Stream: beginners

Topic: Roc "multipart/form-data" parser


view this post on Zulip Adrian (Apr 09 2024 at 10:06):

I'm having trouble, parsing multipart/form-data, since the builtin List lacks a splitSequence function.

view this post on Zulip Adrian (Apr 09 2024 at 10:07):

Is there a known parser for this format? Should I just bite the bullet and implement it with roc-parser, or am I misusing roc's Lists

view this post on Zulip Adrian (Apr 09 2024 at 10:17):

Should I write the zig primitive for the standard library?
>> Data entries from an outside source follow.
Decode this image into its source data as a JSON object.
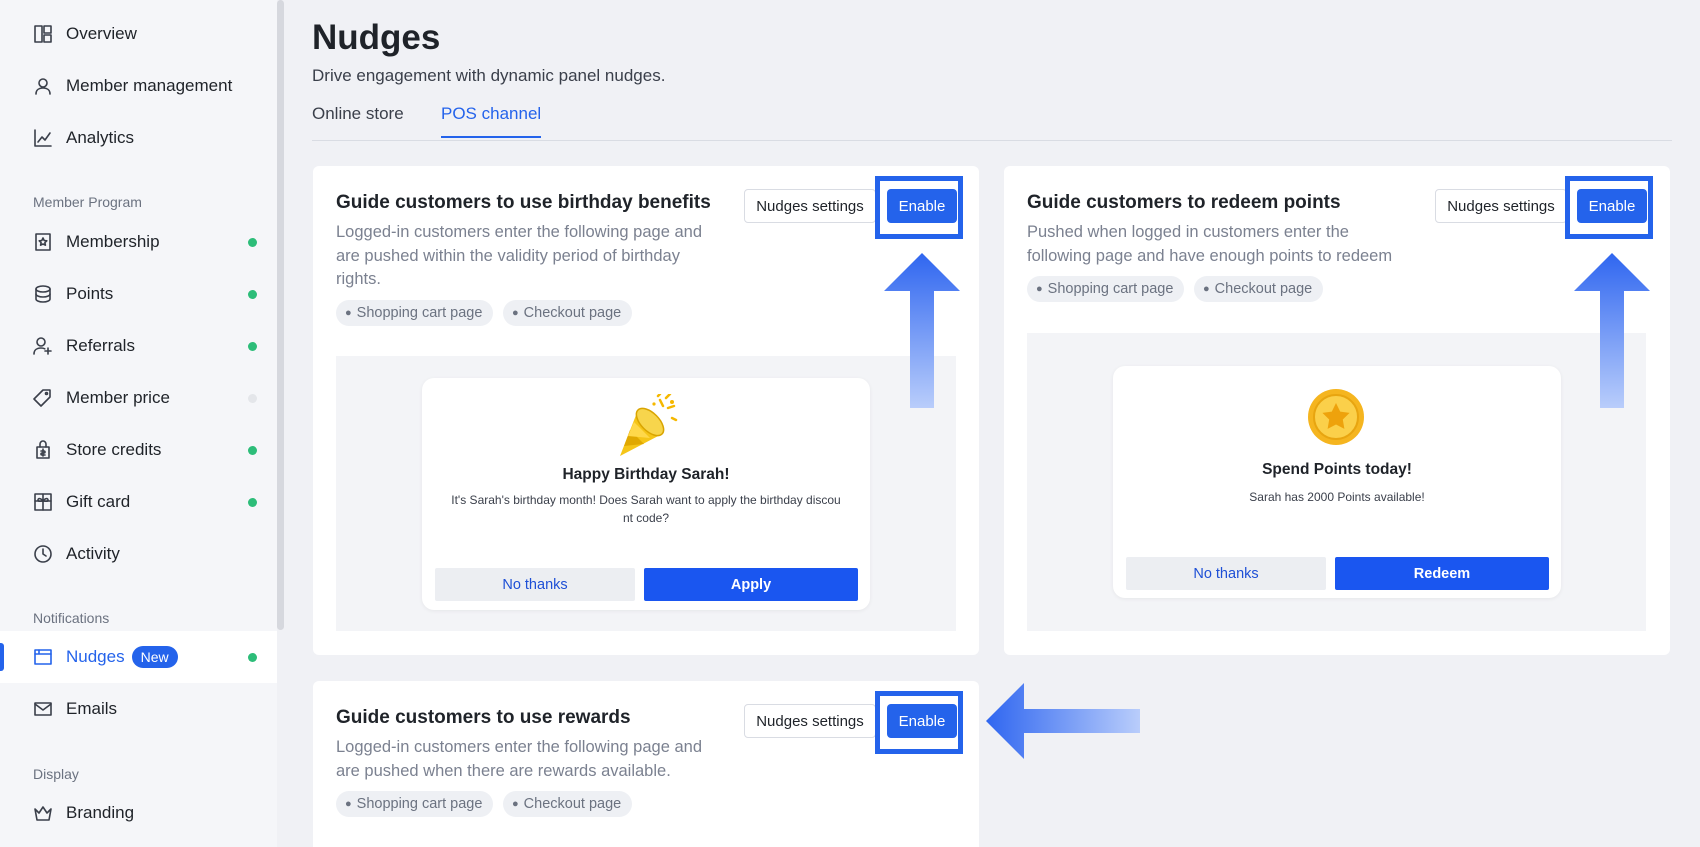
{
  "sidebar": {
    "items": [
      {
        "label": "Overview",
        "icon": "layout-icon"
      },
      {
        "label": "Member management",
        "icon": "user-icon"
      },
      {
        "label": "Analytics",
        "icon": "chart-icon"
      }
    ],
    "member_program_label": "Member Program",
    "member_program": [
      {
        "label": "Membership",
        "icon": "membership-icon",
        "status": "enabled"
      },
      {
        "label": "Points",
        "icon": "coins-icon",
        "status": "enabled"
      },
      {
        "label": "Referrals",
        "icon": "user-plus-icon",
        "status": "enabled"
      },
      {
        "label": "Member price",
        "icon": "tag-icon",
        "status": "disabled"
      },
      {
        "label": "Store credits",
        "icon": "store-credit-icon",
        "status": "enabled"
      },
      {
        "label": "Gift card",
        "icon": "gift-card-icon",
        "status": "enabled"
      },
      {
        "label": "Activity",
        "icon": "clock-icon"
      }
    ],
    "notifications_label": "Notifications",
    "notifications": [
      {
        "label": "Nudges",
        "badge": "New",
        "icon": "nudges-icon",
        "status": "enabled",
        "active": true
      },
      {
        "label": "Emails",
        "icon": "mail-icon"
      }
    ],
    "display_label": "Display",
    "display": [
      {
        "label": "Branding",
        "icon": "crown-icon"
      }
    ]
  },
  "header": {
    "title": "Nudges",
    "subtitle": "Drive engagement with dynamic panel nudges."
  },
  "tabs": [
    {
      "label": "Online store",
      "active": false
    },
    {
      "label": "POS channel",
      "active": true
    }
  ],
  "cards": {
    "birthday": {
      "title": "Guide customers to use birthday benefits",
      "desc_lines": [
        "Logged-in customers enter the following page and",
        "are pushed within the validity period of birthday",
        "rights."
      ],
      "chips": [
        "Shopping cart page",
        "Checkout page"
      ],
      "settings_label": "Nudges settings",
      "enable_label": "Enable",
      "preview": {
        "title": "Happy Birthday Sarah!",
        "text_lines": [
          "It's Sarah's birthday month! Does Sarah want to apply the birthday discou",
          "nt code?"
        ],
        "no_label": "No thanks",
        "yes_label": "Apply"
      }
    },
    "points": {
      "title": "Guide customers to redeem points",
      "desc_lines": [
        "Pushed when logged in customers enter the",
        "following page and have enough points to redeem"
      ],
      "chips": [
        "Shopping cart page",
        "Checkout page"
      ],
      "settings_label": "Nudges settings",
      "enable_label": "Enable",
      "preview": {
        "title": "Spend Points today!",
        "text": "Sarah has 2000 Points available!",
        "no_label": "No thanks",
        "yes_label": "Redeem"
      }
    },
    "rewards": {
      "title": "Guide customers to use rewards",
      "desc_lines": [
        "Logged-in customers enter the following page and",
        "are pushed when there are rewards available."
      ],
      "chips": [
        "Shopping cart page",
        "Checkout page"
      ],
      "settings_label": "Nudges settings",
      "enable_label": "Enable"
    }
  },
  "colors": {
    "accent": "#2463eb",
    "status_on": "#2dbd79",
    "status_off": "#e4e6ea"
  }
}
view this post on Zulip Luke Boswell (Apr 09 2024 at 10:56):

I don't know if anyone has looked at parsing that before.

view this post on Zulip Luke Boswell (Apr 09 2024 at 10:58):

https://roc-lang.github.io/basic-webserver/Http/#parseFormUrlEncoded

view this post on Zulip Luke Boswell (Apr 09 2024 at 10:59):

I added a parser for FormUrlEncoded data, I'm not sure if that helps.

view this post on Zulip Luke Boswell (Apr 09 2024 at 11:02):

I think it would be great to have a parser written in Roc :grinning:

view this post on Zulip Adrian (Apr 09 2024 at 11:23):

Luke Boswell said:

https://roc-lang.github.io/basic-webserver/Http/#parseFormUrlEncoded

This is great! Sadly it doesn't solve my issue, since i'm parsing the format:

-----------------------------306137057221634204471155786395
Content-Disposition: form-data; name="text"

abc
-----------------------------306137057221634204471155786395
Content-Disposition: form-data; name="file"; filename=""
Content-Type: application/octet-stream


-----------------------------306137057221634204471155786395--

view this post on Zulip Adrian (Apr 09 2024 at 11:25):

Luke Boswell said:

I think it would be great to have a parser written in Roc :grinning:

I'm a bit worried about the performance :face_with_spiral_eyes:.
I'll try the roc only approach and if it doesn't work out I'll probably send a pr to either roc-builtins or roc-webserver.

view this post on Zulip Adrian (Apr 09 2024 at 12:18):

Here's my attempt, I don't think it's too performant

listSplit : List a, List a -> List (List a) where a implements Eq
listSplit = \inp, sep ->
    if List.len sep == 0 then
        [inp]
    else
        inp
        |> List.walk
            { out: [], buf: [], consume: [] }
            \{out, buf, consume}, elem ->
                if elem == List.get sep (List.len consume) |> unwrap then
                    { consume: consume |> List.append elem, out, buf} |> tryToConsume sep
                else
                    {consume:[], out, buf: buf |> List.concat consume|> List.append elem}
        |> \{out,buf,consume} -> out|>List.append (List.concat buf consume)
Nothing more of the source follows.